02 de julho de 2021 | 11h46

Entre os desafios de quem vive a educação numa escola, a presença da “velha senhora” sempre foi uma visita incômoda, mas administrável. Mesmo nos casos mais contundentes como os da morte mais próxima, temos abordagens minimizadoras dos impactos mais agudos dos primeiros tempos.

É sabido que, da mesma forma como o sempre inesperado da morte impacta com muito mais violência a sensibilidade de crianças jovens, por outro lado, a sua capacidade de superação e resiliência encurtam, comparativamente, a fase do transe dolorido. Se o tempo é o senhor da cura, em almas embebidas de esperança (nas quais a juventude confere a certeza da imortalidade), a morte impacta, mas sempre enquanto algo distante por mais que possa ter se avizinhado.

O fenômeno acima apontado (reação universal e óbvia no que se refere “à anormalidade” da certeza humana) perde a validade nestes tempos nos quais a morte anda pelas ruas recolhendo multidões saudáveis, jovens e, sobretudo, desavisadas. O desaviso fica como indubitável comprovação de que a “velha senhora” só visita os vizinhos.

Aliás, num parênteses de desabafo, nada mais inútil, irritante e descabido do que o comentário, “essa é a maior certeza da vida”. A maior certeza da vida é querer viver! Se as palavras não conseguem enunciar o inexorável da morte, o silêncio é a sua melhor expressão!

Em tempos normais, a preparação da comunidade escolar para viver o luto era uma tarefa dolorida, mas socialmente suportada. Enquanto animal grupal, a liturgia do luto sempre se constituiu na amenização da dor pela sua socialização, num leque multifacetado exprimindo épocas e culturas, mas de inequívoca e necessária presença.

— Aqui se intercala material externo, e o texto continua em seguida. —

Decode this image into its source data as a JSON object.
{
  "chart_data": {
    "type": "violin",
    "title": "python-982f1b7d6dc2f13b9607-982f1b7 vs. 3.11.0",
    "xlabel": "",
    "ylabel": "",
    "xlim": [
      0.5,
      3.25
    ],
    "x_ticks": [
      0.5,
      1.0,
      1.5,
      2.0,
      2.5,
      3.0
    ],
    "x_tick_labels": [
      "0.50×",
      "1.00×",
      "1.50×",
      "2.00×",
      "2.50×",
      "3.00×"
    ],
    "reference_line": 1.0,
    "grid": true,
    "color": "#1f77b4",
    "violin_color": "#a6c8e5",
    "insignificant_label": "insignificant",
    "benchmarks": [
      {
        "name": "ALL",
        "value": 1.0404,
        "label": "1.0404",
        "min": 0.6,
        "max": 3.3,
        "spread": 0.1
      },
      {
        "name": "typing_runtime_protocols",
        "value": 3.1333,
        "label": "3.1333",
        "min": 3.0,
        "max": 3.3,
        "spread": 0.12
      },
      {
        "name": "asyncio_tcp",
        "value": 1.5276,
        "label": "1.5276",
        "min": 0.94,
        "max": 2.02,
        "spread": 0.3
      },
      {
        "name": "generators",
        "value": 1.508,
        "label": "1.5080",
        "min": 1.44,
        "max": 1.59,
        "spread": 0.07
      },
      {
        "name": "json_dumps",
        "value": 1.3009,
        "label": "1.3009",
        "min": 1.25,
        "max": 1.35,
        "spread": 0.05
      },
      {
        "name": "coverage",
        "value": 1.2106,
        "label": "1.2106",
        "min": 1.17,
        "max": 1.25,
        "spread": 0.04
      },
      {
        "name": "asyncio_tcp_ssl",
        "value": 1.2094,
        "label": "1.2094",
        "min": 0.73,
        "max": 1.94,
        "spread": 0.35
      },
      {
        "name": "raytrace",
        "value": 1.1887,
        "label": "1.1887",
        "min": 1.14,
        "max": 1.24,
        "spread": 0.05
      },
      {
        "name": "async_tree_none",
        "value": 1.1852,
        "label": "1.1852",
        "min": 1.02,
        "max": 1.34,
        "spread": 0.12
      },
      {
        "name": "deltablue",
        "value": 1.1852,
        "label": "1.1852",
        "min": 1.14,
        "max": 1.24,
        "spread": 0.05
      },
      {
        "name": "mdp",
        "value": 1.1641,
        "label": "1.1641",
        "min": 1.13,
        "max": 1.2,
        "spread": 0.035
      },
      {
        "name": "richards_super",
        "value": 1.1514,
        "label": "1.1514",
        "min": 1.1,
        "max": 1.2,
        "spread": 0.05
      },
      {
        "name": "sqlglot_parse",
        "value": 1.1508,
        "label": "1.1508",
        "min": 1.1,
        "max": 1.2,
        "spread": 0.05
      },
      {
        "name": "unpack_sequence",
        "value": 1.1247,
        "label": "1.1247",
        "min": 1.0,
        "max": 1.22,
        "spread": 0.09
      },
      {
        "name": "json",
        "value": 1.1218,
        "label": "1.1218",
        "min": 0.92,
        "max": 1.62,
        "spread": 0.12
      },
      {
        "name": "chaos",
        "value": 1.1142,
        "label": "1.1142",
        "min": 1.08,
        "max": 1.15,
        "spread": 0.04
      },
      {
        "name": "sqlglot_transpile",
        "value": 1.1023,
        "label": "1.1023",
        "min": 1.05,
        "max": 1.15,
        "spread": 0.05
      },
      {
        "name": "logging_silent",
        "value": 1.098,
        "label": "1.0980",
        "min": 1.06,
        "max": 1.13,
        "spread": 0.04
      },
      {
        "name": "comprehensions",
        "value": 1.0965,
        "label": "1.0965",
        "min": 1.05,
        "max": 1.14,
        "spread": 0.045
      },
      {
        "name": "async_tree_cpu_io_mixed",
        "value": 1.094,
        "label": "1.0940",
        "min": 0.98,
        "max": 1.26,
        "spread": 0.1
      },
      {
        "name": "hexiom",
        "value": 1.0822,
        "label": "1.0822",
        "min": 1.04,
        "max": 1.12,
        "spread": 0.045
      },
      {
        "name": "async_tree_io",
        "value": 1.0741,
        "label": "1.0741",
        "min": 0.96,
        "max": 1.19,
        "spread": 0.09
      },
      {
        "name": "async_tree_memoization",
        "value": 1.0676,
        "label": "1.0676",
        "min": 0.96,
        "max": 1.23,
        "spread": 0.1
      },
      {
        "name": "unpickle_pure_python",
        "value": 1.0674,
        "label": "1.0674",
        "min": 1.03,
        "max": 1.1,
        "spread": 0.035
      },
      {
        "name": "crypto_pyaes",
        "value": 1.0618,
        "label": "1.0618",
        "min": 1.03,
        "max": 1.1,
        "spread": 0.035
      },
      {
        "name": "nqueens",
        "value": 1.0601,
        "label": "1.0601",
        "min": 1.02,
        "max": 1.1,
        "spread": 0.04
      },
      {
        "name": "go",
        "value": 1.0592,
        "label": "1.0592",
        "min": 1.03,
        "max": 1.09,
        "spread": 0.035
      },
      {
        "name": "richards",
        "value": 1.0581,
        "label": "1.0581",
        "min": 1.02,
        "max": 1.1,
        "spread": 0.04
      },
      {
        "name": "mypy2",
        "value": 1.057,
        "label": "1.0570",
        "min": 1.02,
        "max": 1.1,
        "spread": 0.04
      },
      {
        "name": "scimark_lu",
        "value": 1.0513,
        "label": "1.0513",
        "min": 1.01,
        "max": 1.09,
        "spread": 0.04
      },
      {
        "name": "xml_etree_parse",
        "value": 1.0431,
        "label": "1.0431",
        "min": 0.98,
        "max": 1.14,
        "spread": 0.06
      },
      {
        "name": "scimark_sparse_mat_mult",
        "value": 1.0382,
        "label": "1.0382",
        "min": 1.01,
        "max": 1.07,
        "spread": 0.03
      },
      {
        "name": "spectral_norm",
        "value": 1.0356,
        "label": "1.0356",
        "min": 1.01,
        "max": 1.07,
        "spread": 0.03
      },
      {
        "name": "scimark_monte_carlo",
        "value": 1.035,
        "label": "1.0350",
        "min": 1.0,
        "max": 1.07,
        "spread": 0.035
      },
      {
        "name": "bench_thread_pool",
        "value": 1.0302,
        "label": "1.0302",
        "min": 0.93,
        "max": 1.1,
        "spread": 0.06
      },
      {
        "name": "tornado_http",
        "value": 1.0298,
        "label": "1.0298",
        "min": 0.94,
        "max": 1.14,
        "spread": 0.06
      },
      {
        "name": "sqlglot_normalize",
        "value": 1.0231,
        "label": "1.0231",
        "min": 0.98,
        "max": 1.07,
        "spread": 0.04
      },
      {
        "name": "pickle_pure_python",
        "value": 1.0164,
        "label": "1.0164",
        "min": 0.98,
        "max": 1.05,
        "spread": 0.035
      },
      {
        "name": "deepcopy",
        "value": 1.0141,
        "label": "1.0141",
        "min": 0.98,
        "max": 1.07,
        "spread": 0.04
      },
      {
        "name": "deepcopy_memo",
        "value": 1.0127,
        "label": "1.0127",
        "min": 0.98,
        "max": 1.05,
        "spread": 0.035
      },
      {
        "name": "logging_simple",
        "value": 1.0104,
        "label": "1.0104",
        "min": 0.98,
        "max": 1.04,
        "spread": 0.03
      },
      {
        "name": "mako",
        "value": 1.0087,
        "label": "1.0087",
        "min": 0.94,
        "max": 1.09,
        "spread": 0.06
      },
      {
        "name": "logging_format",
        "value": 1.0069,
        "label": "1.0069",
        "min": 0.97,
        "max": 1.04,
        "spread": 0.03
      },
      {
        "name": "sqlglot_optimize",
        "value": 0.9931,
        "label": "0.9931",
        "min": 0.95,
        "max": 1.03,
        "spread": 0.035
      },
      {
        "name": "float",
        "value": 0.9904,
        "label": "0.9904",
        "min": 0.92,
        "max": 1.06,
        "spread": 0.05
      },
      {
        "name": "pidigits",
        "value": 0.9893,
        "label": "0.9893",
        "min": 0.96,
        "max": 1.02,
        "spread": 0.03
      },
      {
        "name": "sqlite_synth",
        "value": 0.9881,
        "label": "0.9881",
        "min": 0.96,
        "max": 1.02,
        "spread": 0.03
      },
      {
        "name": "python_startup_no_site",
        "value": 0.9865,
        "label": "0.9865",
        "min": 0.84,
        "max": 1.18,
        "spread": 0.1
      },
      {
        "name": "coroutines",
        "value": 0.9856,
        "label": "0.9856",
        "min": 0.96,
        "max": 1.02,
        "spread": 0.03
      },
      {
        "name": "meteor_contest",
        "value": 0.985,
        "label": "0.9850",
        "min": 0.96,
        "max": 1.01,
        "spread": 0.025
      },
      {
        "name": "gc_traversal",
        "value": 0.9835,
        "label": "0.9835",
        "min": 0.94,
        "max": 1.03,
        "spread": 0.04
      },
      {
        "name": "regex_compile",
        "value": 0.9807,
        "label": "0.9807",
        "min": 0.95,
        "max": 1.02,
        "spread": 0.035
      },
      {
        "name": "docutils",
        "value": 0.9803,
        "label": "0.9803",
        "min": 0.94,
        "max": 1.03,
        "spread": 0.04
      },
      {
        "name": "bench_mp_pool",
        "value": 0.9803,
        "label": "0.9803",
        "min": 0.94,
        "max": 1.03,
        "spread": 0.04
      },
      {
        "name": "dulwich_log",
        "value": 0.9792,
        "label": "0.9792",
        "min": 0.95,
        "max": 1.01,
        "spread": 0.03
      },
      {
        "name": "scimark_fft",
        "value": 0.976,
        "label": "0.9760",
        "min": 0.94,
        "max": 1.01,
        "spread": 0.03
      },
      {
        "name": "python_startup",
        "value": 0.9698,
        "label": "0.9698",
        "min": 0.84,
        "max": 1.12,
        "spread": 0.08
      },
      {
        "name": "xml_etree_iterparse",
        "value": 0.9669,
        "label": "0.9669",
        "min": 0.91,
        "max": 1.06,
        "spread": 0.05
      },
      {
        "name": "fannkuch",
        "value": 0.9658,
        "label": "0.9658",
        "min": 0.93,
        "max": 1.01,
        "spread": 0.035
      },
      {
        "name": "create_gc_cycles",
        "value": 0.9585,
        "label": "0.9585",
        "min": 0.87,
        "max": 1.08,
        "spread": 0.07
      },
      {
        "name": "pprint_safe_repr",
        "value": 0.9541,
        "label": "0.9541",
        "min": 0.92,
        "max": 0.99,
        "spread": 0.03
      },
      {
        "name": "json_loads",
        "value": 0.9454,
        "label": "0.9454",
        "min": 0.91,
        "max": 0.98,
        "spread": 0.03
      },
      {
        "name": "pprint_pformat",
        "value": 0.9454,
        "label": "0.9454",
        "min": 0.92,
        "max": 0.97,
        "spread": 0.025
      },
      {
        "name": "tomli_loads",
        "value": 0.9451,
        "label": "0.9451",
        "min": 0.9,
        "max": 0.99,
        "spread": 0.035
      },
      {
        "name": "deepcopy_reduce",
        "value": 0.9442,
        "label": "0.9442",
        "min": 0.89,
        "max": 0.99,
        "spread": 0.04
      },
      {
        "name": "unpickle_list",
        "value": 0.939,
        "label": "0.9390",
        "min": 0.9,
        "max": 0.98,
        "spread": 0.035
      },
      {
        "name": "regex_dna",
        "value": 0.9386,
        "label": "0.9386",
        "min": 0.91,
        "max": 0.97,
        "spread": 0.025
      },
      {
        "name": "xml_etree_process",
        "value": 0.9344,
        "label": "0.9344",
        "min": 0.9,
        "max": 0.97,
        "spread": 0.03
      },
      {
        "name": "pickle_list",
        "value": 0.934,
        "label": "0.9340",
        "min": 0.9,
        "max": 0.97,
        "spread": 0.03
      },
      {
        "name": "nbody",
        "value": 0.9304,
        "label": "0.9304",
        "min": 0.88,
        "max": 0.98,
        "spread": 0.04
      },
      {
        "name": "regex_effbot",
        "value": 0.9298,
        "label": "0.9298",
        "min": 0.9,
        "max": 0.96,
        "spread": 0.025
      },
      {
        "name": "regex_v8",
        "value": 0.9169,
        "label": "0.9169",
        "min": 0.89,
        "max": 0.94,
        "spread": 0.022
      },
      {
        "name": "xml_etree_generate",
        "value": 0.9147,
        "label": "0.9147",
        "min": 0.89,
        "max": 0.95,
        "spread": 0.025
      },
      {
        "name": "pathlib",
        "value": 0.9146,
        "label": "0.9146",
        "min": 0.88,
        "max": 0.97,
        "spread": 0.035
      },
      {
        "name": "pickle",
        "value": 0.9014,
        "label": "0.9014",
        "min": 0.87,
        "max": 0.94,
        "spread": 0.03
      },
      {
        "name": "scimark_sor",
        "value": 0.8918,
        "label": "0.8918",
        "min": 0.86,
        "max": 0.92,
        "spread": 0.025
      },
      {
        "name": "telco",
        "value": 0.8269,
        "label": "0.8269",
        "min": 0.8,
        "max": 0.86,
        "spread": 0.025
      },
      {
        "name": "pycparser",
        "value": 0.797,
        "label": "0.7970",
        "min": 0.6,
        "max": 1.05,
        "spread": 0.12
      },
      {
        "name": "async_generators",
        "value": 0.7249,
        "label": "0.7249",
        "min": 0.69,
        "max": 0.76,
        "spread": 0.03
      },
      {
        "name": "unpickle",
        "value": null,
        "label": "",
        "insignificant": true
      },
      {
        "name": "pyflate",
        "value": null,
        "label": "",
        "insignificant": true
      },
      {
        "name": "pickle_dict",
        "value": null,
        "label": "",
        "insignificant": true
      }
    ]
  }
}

Neste contexto de excepcionalidade em que não podemos contar com a presença de um grupo coeso na comunidade escolar, o hibridismo didático não consegue suprir a necessidade do calor humano, onde contatos esporádicos ou, sobretudo, a frieza das máquinas em nada amenizam a dor.

Se nas sociedades capitalistas contemporâneas a celebração da morte se esvaziou e perdeu parte de seu caráter terapêutico, a necessidade dessas formas de culto permanece. Por mais que se queira simplificar e racionalizar a morte, a necessidade de conforto psicológico exige, mesmo que minimizados, rituais próprios e indispensáveis para a confirmação de uma das essências de nossa humanidade.

Professor Henrique Vailati Neto é diretor do Colégio FAAP – SP. Formado em História e Pedagogia, com mestrado em Administração. É professor universitário nas disciplinas de Sociologia e Ciência Política. Tem quatro filhos e quatro netos.